Donald Trump’s plans to cut U.S. corporate tax rates could trigger increased investment in the United States by Novartis, its chief executive told Reuters, despite the president-elect’s recent harsh words on drug prices.

“When we build a new manufacturing site we think about the tax rate, we think about the economy of the country, we think about jobs, so a booming U.S. economy would make the U.S. more attractive for investment,” Joe Jimenez said on Wednesday.

Trump unnerved drug company executives last week by saying the industry was “getting away with murder” on pricing and promising to introduce more competition to drive down costs.

Jimenez said on the sidelines of the World Economic Forum in Davos, Switzerland, that he expected continued pressure on prices in the U.S. market but his company was already adapting by shifting to outcomes-based pricing.

The Swiss drugmaker recently struck deals with two U.S. insurers for its heart failure drug Entresto under which payments are calculated based on any proven reduction in patient admissions to hospital, not on the number of pills consumed.

Entresto has got off to slow start but Jimenez said there had been a “nice pick up in prescriptions” more recently. It will update investors on prospects for the potential blockbuster when it reports full-year results next week, he added.

Novartis is holding an R&D day to coincide with its results on Jan. 25, where it will highlight pipeline prospects.

These include a novel cell therapy for childhood leukemia called CTL-019, which Jimenez confirmed was on track for submission to regulators for approval early this year.

Another closely watched new drug is BAF-312 for secondary progressive multiple sclerosis.
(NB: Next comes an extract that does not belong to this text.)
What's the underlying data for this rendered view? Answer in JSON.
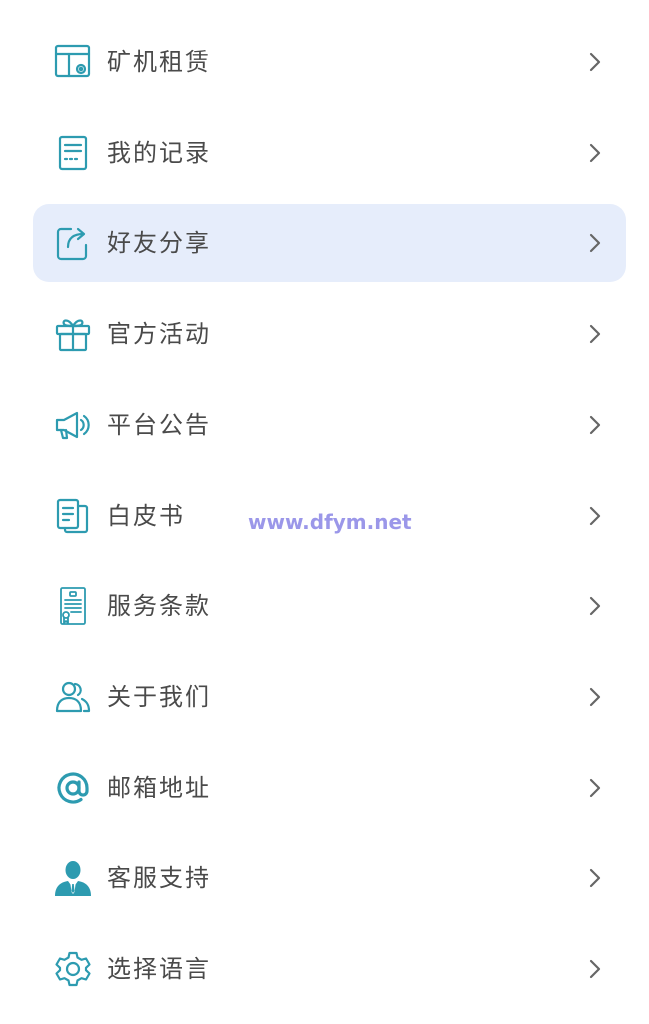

Novartis is discussing with U.S. and European regulators whether it could file BAF-312 for approval based on a single Phase III clinical trial, Jimenez said.

Novartis is looking to these and other new products for heart and eye conditions to help offset generic competition to its old blood cancer drug Glivec.

“We have a number of catalysts that are coming,” Jimenez said. “From the end of 2017 we will be completely out from under that genericisation and the company should enter its next growth phase beginning in 2018.”

Novartis is currently weighing plans to sell its substantial stake in Basel-based rival Roche but Jimenez said he was in no rush, adding that recent weakness in European drug stocks relative to U.S. ones meant the timing wasn’t right just now.

“Obviously, when we move on that stake it would be at a time when we want to ensure that Novartis shareholders get the benefit of the most value,” he said.

Novartis built up its one-third stake in Roche voting stock between 2001 and 2003 under former Chairman Daniel Vasella for a possible merger that never happened.